The much-awaited new automobile policy has overlooked the interest of consumers as the government again opposes the import of used cars on a commercial basis, protecting the vehicle assemblers who have been demanding higher prices with no significant addition of new technology.
In the proposed policy, the government has not brought about changes in the existing import rules for used cars and instead decided to plug the loopholes being exploited by the consumers under different import schemes, show official documents.
The Import Policy Order does not allow import of used cars by individuals and businesses. However, expatriate Pakistanis are permitted to bring vehicles up to three years old to Pakistan at reduced duties under the schemes of personal baggage, transfer of residence from abroad and gift to a family member.
Since there is a bar on car imports for personal use, the consumers are misusing these schemes as they find the imported vehicles of better quality than locally assembled cars.

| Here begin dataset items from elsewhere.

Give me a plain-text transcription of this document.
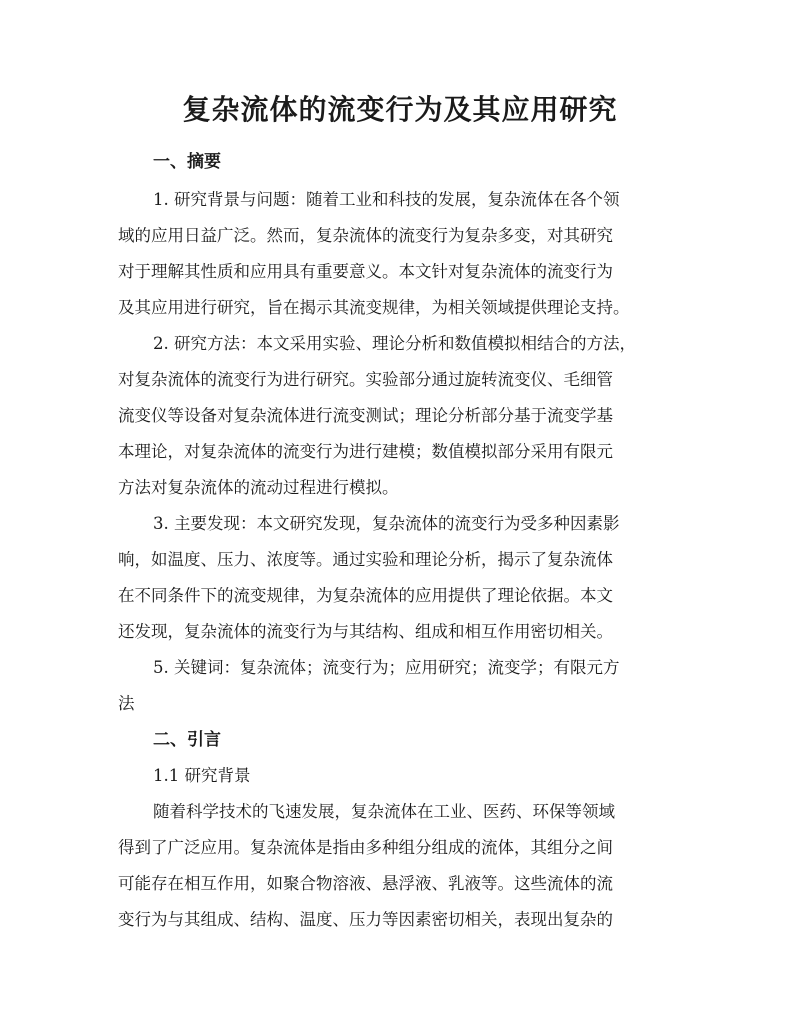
复杂流体的流变行为及其应用研究

一、摘要

1. 研究背景与问题：随着工业和科技的发展，复杂流体在各个领

域的应用日益广泛。然而，复杂流体的流变行为复杂多变，对其研究

对于理解其性质和应用具有重要意义。本文针对复杂流体的流变行为

及其应用进行研究，旨在揭示其流变规律，为相关领域提供理论支持。

2. 研究方法：本文采用实验、理论分析和数值模拟相结合的方法，

对复杂流体的流变行为进行研究。实验部分通过旋转流变仪、毛细管

流变仪等设备对复杂流体进行流变测试；理论分析部分基于流变学基

本理论，对复杂流体的流变行为进行建模；数值模拟部分采用有限元

方法对复杂流体的流动过程进行模拟。

3. 主要发现：本文研究发现，复杂流体的流变行为受多种因素影

响，如温度、压力、浓度等。通过实验和理论分析，揭示了复杂流体

在不同条件下的流变规律，为复杂流体的应用提供了理论依据。本文

还发现，复杂流体的流变行为与其结构、组成和相互作用密切相关。

5. 关键词：复杂流体；流变行为；应用研究；流变学；有限元方

法

二、引言

1.1 研究背景

随着科学技术的飞速发展，复杂流体在工业、医药、环保等领域

得到了广泛应用。复杂流体是指由多种组分组成的流体，其组分之间

可能存在相互作用，如聚合物溶液、悬浮液、乳液等。这些流体的流

变行为与其组成、结构、温度、压力等因素密切相关，表现出复杂的
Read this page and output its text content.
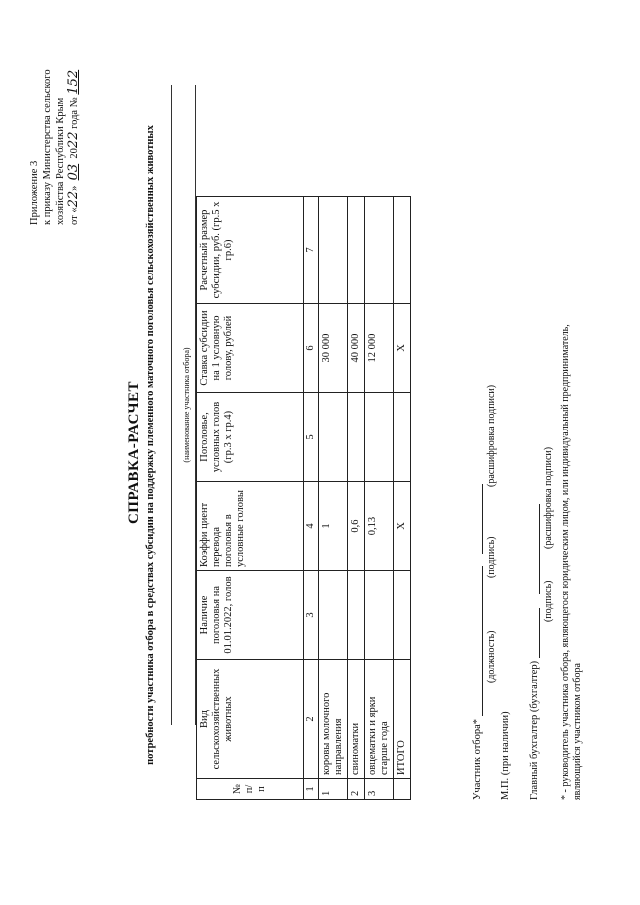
Приложение 3 к приказу Министерства сельского хозяйства Республики Крым от «22»  03  2022 года № 152
СПРАВКА-РАСЧЕТ потребности участника отбора в средствах субсидии на поддержку племенного маточного поголовья сельскохозяйственных животных	(наименование участника отбора)
№ п/п	Вид сельскохозяйственных животных	Наличие поголовья на 01.01.2022, голов	Коэффи циент перевода поголовья в условные головы	Поголовье, условных голов (гр.3 х гр.4)	Ставка субсидии на 1 условную голову, рублей	Расчетный размер субсидии, руб. (гр.5 х гр.6)
1	2	3	4	5	6	7
1	коровы молочного направления		1		30 000	
2	свиноматки		0,6		40 000	
3	овцематки и ярки старше года		0,13		12 000	
	ИТОГО		Х		Х	
Участник отбора*
(должность)
(подпись)
(расшифровка подписи)
М.П. (при наличии) Главный бухгалтер (бухгалтер)
(подпись)
(расшифровка подписи) * - руководитель участника отбора, являющегося юридическим лицом, или индивидуальный предприниматель, являющийся участником отбора
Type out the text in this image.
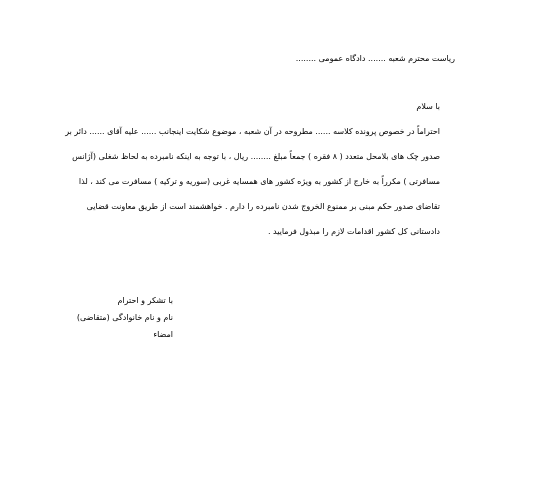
ریاست محترم شعبه ....... دادگاه عمومی ........
با سلام
احتراماً در خصوص پرونده کلاسه ...... مطروحه در آن شعبه ، موضوع شکایت اینجانب ...... علیه آقای ...... دائر بر
صدور چک های بلامحل متعدد ( ۸ فقره ) جمعاً مبلغ ........ ریال ، با توجه به اینکه نامبرده به لحاظ شغلی (آژانس
مسافرتی ) مکرراً به خارج از کشور به ویژه کشور های همسایه غربی (سوریه و ترکیه ) مسافرت می کند ، لذا
تقاضای صدور حکم مبنی بر ممنوع الخروج شدن نامبرده را دارم . خواهشمند است از طریق معاونت قضایی
دادستانی کل کشور اقدامات لازم را مبذول فرمایید .
با تشکر و احترام
نام و نام خانوادگی (متقاضی)
امضاء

Earlier, there were hopes that the government would allow the import of second hand cars on a commercial basis in a bid to provide consumers with a wider choice, who are forced to buy comparatively expensive locally assembled cars.
The Federal Board of Revenue had also backed the demand aimed at breaking the monopoly of existing auto players.
DESIGN: TALHA KHAN
However, the automobile policy that the Ministry of Industries and Production tabled in a meeting of the Economic Coordination Committee on Wednesday talked about limiting the import of used vehicles.
“The schemes, meant for specific segments of beneficiaries, have been turned into a free-for-all instrument of import with a serious impact on the local industry,” said the policy, suggesting that “these distortions” would be corrected.
According to the policy, the “age limit of three years to be continued in case of cars” and the Ministry of Commerce will define special operating procedures under the Import Policy Order to prevent the misuse of import schemes.
The Engineering Development Board (EDB), a state-owned body said to be looking after the interests of the car lobby, stated, “allowing commercial imports will discourage new investments in the automotive sector and will have a negative impact on existing players.”
It proposed that in case of imports, payment of duties by expatriate Pakistanis should only be accepted through banking channels in an attempt to discourage misuse of the schemes.
The Ministry of Commerce also backed the EDB and the Ministry of Industries, agreeing on the age limit of three years on the import of used cars and pickups.
Similarly, it agreed that trucks and buses may continue to be allowed with the age limit of five years.
According to the policy, the FBR will issue import duty rates for all types of vehicles in US dollars on June 30 of each year. Currently, import duties are fixed in US dollars for only up to 1,800cc vehicles of Asian make.
Duties for all other vehicles including the ones made in European and western countries are not fixed due to their huge range and variants.
Until 2011-12, the import of up to five-year-old cars was allowed. However, the Pakistan Peoples Party government reduced the age limit to three years.
In 2011-12, which was the last year for the five-year limit, 57,000 used cars were imported, suggesting consumer dissatisfaction with the kind of vehicles local assemblers were producing.
The number came down to only 29,000 units in fiscal year 2013-14 after the reduction in age limit.
Published in The Express Tribune, August 14th, 2015.